Purpose: Implement the folder-capable UI as a second, isolated component that consumes the refactored primitives from Step 2.

  • Create a new module (e.g., sidebar/NewSidebarTree.tsx) that only talks to the reducer/api layer via typed commands (layout.load, layout.reorder, etc.).
  • Reintroduce layout APIs through a focused hook (useLayoutStore) that owns optimistic updates, websocket fan-out, and persistence debouncing. The hook must serialize writes and surface rollback callbacks so UI code stays declarative.
  • Implement the documented UX features: drag/drop folders, inline composers, rename/delete with optimistic state, conversation list rendering, expand/collapse controls.
  • Instrument the component with Storybook or visual regression tests to exercise interactions without touching the production sidebar.
  • Wire the component behind a dedicated flag (env + server-config), rendering it in an isolated preview panel for internal users. Legacy sidebar remains the primary navigation.

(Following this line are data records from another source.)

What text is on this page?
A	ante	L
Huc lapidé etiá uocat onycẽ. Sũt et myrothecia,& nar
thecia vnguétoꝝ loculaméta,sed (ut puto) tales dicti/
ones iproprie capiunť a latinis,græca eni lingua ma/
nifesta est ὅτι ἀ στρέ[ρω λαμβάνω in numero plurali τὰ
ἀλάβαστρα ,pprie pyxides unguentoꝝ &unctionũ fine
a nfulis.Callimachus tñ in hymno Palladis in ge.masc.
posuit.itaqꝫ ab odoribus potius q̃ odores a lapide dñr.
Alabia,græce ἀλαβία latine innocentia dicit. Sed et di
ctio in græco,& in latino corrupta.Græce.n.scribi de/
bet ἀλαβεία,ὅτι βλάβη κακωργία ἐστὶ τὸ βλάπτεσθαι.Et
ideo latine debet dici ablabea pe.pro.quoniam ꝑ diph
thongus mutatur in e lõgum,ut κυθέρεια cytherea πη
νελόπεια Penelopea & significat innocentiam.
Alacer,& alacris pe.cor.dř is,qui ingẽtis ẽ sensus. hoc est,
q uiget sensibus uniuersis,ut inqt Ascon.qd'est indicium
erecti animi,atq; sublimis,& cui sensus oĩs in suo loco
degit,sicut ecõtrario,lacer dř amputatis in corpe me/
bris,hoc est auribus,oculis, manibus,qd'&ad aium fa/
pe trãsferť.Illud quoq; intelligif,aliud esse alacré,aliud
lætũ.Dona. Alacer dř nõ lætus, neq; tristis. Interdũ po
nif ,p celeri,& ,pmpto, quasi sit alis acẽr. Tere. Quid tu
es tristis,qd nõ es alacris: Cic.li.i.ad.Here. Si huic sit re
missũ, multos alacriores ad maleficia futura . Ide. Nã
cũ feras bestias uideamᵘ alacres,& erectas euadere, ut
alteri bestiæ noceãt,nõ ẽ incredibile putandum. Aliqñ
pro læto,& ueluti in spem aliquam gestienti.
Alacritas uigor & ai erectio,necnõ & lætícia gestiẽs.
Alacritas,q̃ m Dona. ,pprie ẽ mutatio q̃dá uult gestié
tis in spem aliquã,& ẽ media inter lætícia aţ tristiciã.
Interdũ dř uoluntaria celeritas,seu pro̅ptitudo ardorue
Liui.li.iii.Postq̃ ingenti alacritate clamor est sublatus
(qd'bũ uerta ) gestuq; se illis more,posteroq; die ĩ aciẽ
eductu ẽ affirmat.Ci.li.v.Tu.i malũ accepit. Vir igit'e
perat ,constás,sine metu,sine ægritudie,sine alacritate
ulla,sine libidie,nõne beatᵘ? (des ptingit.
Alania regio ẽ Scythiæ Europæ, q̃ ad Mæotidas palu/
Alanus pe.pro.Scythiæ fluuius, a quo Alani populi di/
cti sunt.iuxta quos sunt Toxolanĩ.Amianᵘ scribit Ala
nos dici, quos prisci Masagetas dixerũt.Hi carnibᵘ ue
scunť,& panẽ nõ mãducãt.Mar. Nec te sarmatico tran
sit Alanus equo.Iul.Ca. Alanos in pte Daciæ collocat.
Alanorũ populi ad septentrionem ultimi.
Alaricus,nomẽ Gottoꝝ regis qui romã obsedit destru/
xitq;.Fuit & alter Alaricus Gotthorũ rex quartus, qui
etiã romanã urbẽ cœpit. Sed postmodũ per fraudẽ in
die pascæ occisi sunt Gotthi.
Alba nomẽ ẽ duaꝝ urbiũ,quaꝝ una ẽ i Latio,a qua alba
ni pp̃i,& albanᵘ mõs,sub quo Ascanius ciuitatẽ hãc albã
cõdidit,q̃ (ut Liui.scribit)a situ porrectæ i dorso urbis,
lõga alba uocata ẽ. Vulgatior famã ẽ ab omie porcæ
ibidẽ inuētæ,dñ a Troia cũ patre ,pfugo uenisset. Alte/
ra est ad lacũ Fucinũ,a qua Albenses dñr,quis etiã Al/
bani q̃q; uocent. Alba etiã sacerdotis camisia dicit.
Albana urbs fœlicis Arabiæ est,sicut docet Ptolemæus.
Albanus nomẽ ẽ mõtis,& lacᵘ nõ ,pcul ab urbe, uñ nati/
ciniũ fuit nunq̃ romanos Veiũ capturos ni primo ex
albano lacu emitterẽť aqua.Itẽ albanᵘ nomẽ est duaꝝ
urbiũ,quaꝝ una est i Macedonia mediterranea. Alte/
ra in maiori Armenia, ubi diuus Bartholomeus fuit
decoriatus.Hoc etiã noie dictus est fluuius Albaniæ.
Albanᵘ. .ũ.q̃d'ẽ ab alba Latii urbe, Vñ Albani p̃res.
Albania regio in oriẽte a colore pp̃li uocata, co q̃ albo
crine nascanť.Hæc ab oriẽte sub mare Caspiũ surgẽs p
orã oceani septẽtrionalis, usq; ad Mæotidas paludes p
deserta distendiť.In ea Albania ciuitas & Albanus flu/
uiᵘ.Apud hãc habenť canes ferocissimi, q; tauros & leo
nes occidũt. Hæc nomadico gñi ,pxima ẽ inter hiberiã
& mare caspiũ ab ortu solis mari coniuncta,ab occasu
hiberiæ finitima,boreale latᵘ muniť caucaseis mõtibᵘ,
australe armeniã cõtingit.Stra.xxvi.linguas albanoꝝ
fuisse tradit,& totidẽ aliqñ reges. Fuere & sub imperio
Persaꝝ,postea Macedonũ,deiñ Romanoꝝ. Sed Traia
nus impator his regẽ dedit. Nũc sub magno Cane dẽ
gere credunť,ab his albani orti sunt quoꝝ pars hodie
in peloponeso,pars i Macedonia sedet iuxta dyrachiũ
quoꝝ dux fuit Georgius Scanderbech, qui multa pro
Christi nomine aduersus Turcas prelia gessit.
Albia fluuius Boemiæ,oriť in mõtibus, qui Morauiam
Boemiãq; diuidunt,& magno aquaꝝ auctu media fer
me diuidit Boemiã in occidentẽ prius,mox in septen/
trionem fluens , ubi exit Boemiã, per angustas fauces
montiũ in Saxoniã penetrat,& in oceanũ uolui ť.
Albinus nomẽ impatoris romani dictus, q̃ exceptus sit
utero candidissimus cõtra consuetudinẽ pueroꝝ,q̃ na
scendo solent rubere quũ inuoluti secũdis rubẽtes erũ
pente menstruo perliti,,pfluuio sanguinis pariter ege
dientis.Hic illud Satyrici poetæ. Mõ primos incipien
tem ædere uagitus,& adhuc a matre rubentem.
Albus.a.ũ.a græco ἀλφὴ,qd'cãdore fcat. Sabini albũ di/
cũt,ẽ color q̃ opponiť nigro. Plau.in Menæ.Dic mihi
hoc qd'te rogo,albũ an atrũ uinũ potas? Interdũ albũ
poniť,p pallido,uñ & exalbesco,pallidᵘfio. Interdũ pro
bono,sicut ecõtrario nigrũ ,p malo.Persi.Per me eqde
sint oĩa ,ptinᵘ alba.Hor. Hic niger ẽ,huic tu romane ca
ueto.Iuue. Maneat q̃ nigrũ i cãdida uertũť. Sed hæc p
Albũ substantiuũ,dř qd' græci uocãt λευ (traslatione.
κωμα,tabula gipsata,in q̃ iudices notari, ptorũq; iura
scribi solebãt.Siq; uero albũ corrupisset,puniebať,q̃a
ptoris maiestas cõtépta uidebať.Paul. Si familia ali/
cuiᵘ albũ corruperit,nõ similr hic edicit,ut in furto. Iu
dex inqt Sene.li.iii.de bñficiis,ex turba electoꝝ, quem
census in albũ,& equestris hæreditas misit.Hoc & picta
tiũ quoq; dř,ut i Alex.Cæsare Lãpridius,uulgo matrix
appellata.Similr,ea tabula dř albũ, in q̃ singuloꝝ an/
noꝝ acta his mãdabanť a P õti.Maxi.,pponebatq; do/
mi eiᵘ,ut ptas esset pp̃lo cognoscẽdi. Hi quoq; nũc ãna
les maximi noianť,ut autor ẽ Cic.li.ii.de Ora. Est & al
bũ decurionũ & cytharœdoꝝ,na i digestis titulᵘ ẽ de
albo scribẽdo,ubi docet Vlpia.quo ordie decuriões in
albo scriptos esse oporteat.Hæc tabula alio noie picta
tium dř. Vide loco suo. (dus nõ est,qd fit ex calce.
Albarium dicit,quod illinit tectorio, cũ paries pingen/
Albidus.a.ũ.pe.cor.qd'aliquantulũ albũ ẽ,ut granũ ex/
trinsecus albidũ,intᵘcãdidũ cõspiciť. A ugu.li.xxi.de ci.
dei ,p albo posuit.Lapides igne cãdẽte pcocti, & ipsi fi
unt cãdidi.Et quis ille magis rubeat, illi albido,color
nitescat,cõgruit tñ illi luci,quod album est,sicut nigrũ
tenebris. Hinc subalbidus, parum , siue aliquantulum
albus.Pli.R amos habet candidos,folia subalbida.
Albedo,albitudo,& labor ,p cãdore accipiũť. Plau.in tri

Deliverable: A fully functional second menu that can be toggled on independently, backed by automated tests and protected behind configuration.

Step 4 — Validate, Cut Over, And Retire The Legacy Menu

Purpose: Graduate the new menu to production once it proves parity and reliability.

  • Dogfood & QA: run the new menu in staged environments, execute the full feature matrix (create, rename, delete, drag, websocket updates, error handling), and document any behavioral deltas.
  • Performance sign-off: compare render counts, bundle size, and latency against the legacy baseline. Add metrics dashboards if needed.
  • Flag strategy: support gradual rollout (e.g., per-workspace toggle) with the ability to revert instantly.
  • Cleanup: when the new UI meets acceptance criteria, remove the legacy sidebar, dead flags, and unused reducer paths. Keep the layout store + tests as the single path forward.

Deliverable: New sidebar enabled by default, legacy code removed, and rollback plan documented.


Following these four steps ensures we regain a clean base, avoid dual sources of truth, and only reintroduce the folder experience once it is isolated, tested, and easy to reason about. Each stage should land as its own PR with clear verification notes so we can stop or roll back without jeopardizing stability.